The Tory party can indeed display morality, but it is sometimes reasonable to say that the modern Tory party does not display the wish for consensus and social cohesion as much as it might. I am simply trying to explain why I think that these tax cuts are permanent and will not be reversed, even when the present Conservative Government ultimately lose power. I believe that there has been a profound shift in taxation policy which reflects social changes. That shift is very well illustrated on page 58 of the Red Book, which shows that income tax as a proportion of general Government receipts dropped between 1979 and 1988 from 29 per cent. to 23 per cent.
One of the great successes of the present Chancellor's regime—here I feel that he is entitled to describe his activities as almost historic—is his change in the structure of corporation tax. He has succeeded in turning a voluntary tax into a low-rated tax paid by everyone, and abolishing the various tax havens in the corporation tax structure. As a result, corporation tax as a proportion of general Government receipts has risen from 6 per cent. in 1978–79 to 9 per cent. in 1988–89. The Chancellor has been very successful in that regard, and in increasing the yield from VAT and excise duties.
There has been a fundamental change in the way in which the state raises its revenue—a change that is reflected in the extraordinary silence of Opposition Members, who are not saying that they will reverse these tax reliefs. They know that it would he unwise to say that, because, whatever they may say about the greed that undoubtedly exists in all of us, that greed also exists in their supporters, who will be delighted at the tax cuts. They will also notice that the cuts do not go only to the rich; They go on the standard rate, on the allowances and to all the lower-paid people whom the hon. Member for Durham, North-West represents with such force.
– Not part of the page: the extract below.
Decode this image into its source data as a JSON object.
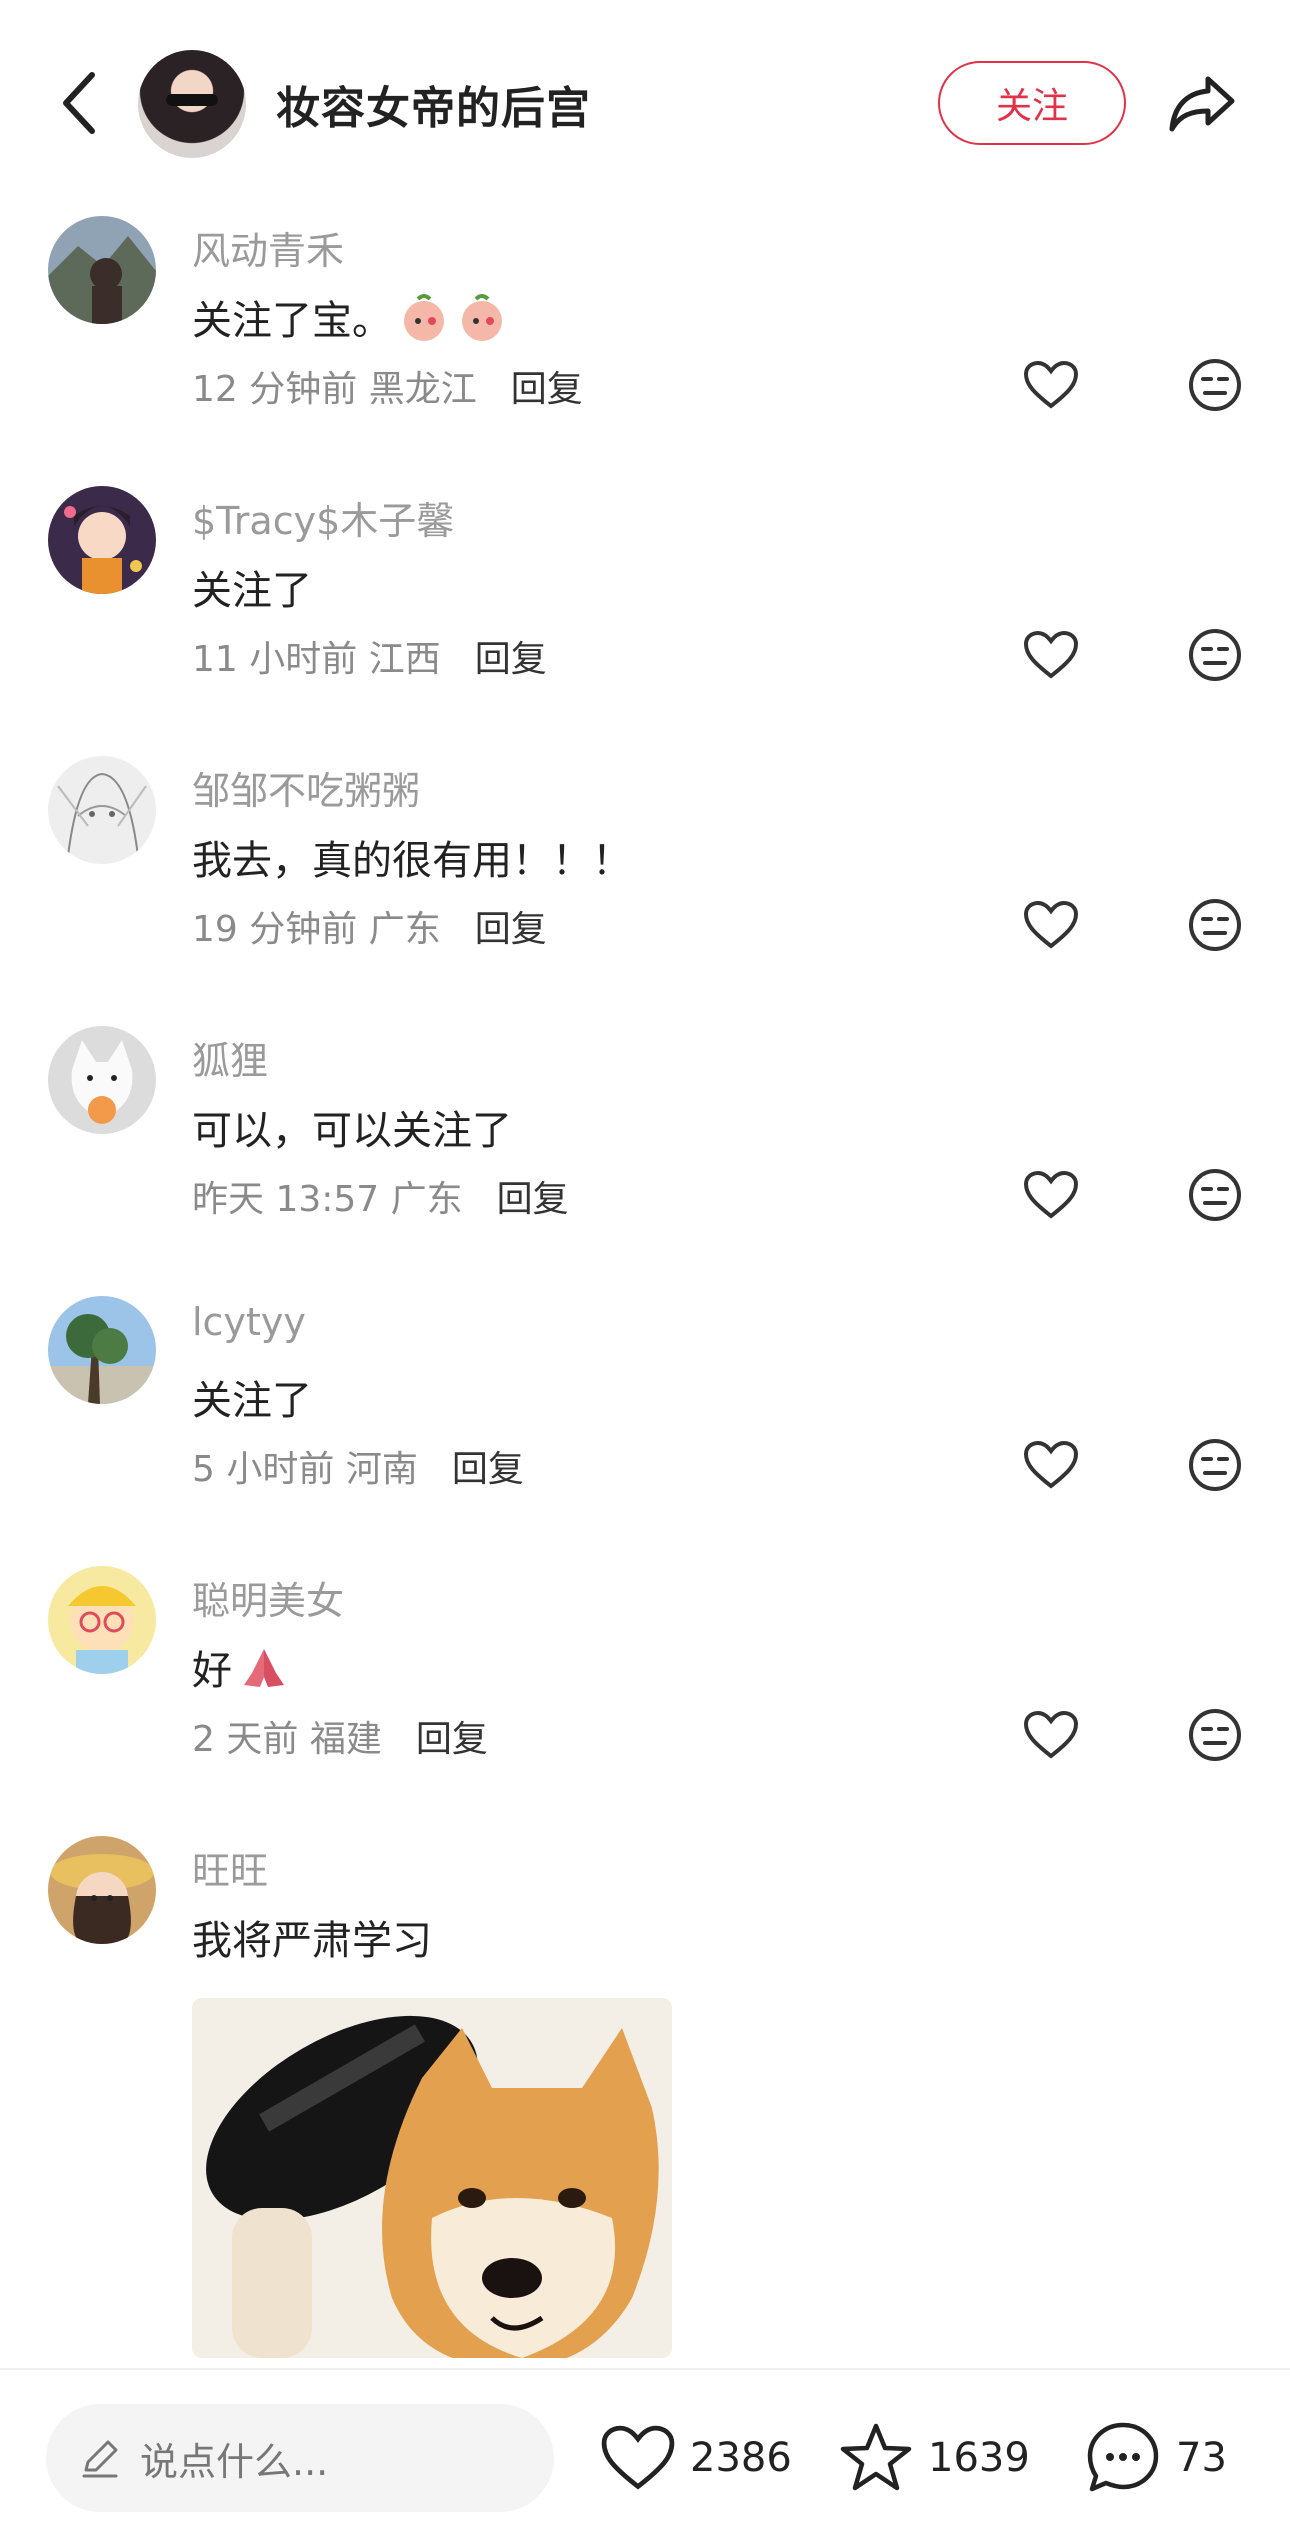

Although the tax reliefs will not be reversed, they will be a very important change in the climate of opinion, which will last long after the present Chancellor is as well remembered in the House as Mr. Chancellor Heathcoat-Amory is now.
Let me conclude by referring to a real dispute which I do not think the Budget has settled. Often, when there is the most noise, there is the most agreement, but although the dispute between my right hon. Friends the Chancellor and the Prime Minister has been private and quiet, it has been long-standing. It depends on very different attitudes towards the management of the economy, both here and in other countries. The 1979 theory of free markets depended on the proposition that it was impossible to rig exchange rates, although it might be desirable to do so, and that is also the lesson of the Louvre agreement. Let us take two examples of the way in which it has not worked.
Before the crash, the Americans were promising, under the Louvre agreement, that they would take all the necessary steps to hold up the value of the dollar against that of other currencies. Once the crash came, and it became obvious that the cost of holding up the dollar was higher than they were prepared to sustain, political support for the actions necessary to the Louvre agreement went, and all the other countries that had been buying dollars like mad to support the agreement were left with dollars that were quickly worth 10 per cent. less than they had been. Poor old Britain, and poor old Bank of England; they had bought $20 billion, and they were left with a 10 per cent. loss—apart from the question of how they funded the intervention. That did not work because the political will to support the external agreement was not there.
The Friday before last, the Governor of the Bank of England and my right hon. Friend the Prime Minister disagreed with the Chancellor, and also with the Louvre agreement, which contemplated—as does the European monetary system—the fixing of the pound against the deutschmark. When the Chancellor said, "Let us intervene, or, for the sake of argument, let us drop interest rates," the Prime Minister said no. There were, she said, signs of severe overheating in the economy, and dropping interest rates would give inflation a further push. Intervening would be very expensive, and might add to the money supply. There was not the political support for rigging an exchange rate mechanism.
There is also a dispute of substance between my right hon. Friends the Prime Minister and the Chancellor about whether the best indicator of future inflation is to be found in the exchange rate or in the consideration of the money supply, however that is indicated. Until that dispute has been publicly resolved, and proper disciplines exist and are known to be followed in the economy, there will never be such stability. I accept that there never can be total or certain stability, but an element of stability in public policy is required.
I am opposed to the Louvre agreement, opposed to the EMS and opposed to the attempts to rig our economy according to an exchange rate mechanism. In one way Mr. Sam Brittan had it right when, on Thursday of last week, he wrote:
The DM3 free link was not the only possible nominal framework. By nominal I mean one which will allow for reasonable growth but not accommodate inflation. Monetary targets have been tried. A nominal gross domestic product objective was tried half-heartedly. But in the last year or two the sterling—D/Mark link was the only game left in town and now there is no game left at all.
There must be some clear discipline if the economy is not just to drift along being fine tuned and fiddled according to whatever are the electoral requirements of the moment. There may be respectable arguments as between fixing the economy to the exchange rate or fixing it to some measure of the money supply, but there can be no respectable argument for a vacuum at the centre of policy.